Synopses & Reviews
“Simply wonderful.” —Los Angeles Times
Acclaimed writer Julia Alvarez’s brilliant and buoyant and beloved first novel gives voice to four sisters recounting their adventures growing up in two cultures. Selected as a Notable Book by both the New York Times and the American Library Association, it won the PEN Oakland/Josephine Miles Award for books with a multicultural perspective and was chosen by New York librarians as one of twenty-one classics for the twenty-first century. Ms. Alvarez was recently honored with the 2013 National Medal of Arts for her extraordinary storytelling.
In this debut novel, the García sisters—Carla, Sandra, Yolanda, and Sofía—and their family must flee their home in the Dominican Republic after their father’s role in an attempt to overthrow a tyrannical dictator is discovered. They arrive in New York City in 1960 to a life far removed from their existence in the Caribbean. In the wild and wondrous and not always welcoming U.S.A., their parents try to hold on to their old ways, but the girls try find new lives: by forgetting their Spanish, by straightening their hair and wearing fringed bell bottoms. For them, it is at once liberating and excruciating to be caught between the old world and the new. How the García Girls Lost Their Accents sets the sisters free to tell their most intimate stories about how they came to be at home—and not at home—in America.
“A joy to read.” —The Cleveland Plain Dealer
It's a long way from Santo Domingo to the Bronx, but if anyone can go the distance, it's the Garcia girls. Four lively Latinas plunge from a pampered life of privilege on an island compound into the big-city chaos of New York, where they embrace all that America has to offer.
The Garcías — Dr. Carlos (Papi), his wife Laura (Mami), and their four daughters, Carla, Sandra, Yolanda, and Sofía — belong to the uppermost echelon of Spanish Caribbean society, descended from the conquistadores. Their family compound adjoins the palacio
of the dictator's daughter. So when Dr. García's part in a coup attempt is discovered, the family must flee.
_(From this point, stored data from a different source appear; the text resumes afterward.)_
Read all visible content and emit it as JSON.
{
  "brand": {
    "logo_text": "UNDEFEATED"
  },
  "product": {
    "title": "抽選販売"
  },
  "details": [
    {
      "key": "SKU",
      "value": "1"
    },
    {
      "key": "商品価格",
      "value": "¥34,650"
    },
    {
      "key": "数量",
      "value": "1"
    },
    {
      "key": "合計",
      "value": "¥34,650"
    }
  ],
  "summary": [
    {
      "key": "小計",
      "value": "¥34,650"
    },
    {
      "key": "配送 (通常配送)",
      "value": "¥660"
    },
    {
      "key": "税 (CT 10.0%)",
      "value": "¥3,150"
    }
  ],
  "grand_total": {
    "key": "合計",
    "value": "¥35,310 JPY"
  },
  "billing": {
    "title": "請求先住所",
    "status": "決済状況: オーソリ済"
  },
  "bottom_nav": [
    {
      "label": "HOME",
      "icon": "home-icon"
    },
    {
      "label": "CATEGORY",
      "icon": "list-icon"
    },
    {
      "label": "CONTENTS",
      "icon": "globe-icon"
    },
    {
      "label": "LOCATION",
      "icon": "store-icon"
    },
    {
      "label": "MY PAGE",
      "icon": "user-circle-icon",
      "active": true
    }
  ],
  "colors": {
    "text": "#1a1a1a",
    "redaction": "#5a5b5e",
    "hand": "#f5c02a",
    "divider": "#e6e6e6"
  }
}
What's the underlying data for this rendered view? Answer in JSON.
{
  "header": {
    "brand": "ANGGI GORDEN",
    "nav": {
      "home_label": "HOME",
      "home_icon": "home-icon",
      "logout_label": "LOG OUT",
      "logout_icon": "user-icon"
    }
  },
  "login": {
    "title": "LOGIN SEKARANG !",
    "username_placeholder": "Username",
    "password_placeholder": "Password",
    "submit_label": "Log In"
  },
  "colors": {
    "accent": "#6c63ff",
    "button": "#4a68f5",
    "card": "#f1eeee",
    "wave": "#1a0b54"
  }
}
They arrive in New York City in 1960 to a life far removed from their existence in the Dominican Republic. Papi has to find new patients in the Bronx. Mami, far from the compound and the family retainers, must find herself. Meanwhile, the girls try to lose themselves — by forgetting their Spanish, by straightening their hair and wearing fringed bell bottoms. For them, it is at once liberating and excruciating being caught between the old world and the new, trying to live up to their father's version of honor while accommodating the expectations of their American boyfriends. Acclaimed writer Julia Alvarez's brilliant and buoyant first novel sets the García girls free to tell their most intimate stories about how they came to be at home — and not at home — in America.
About the Author
Alvarez is a poet and fiction writer. She teaches creative writing and literature at Middlebury College.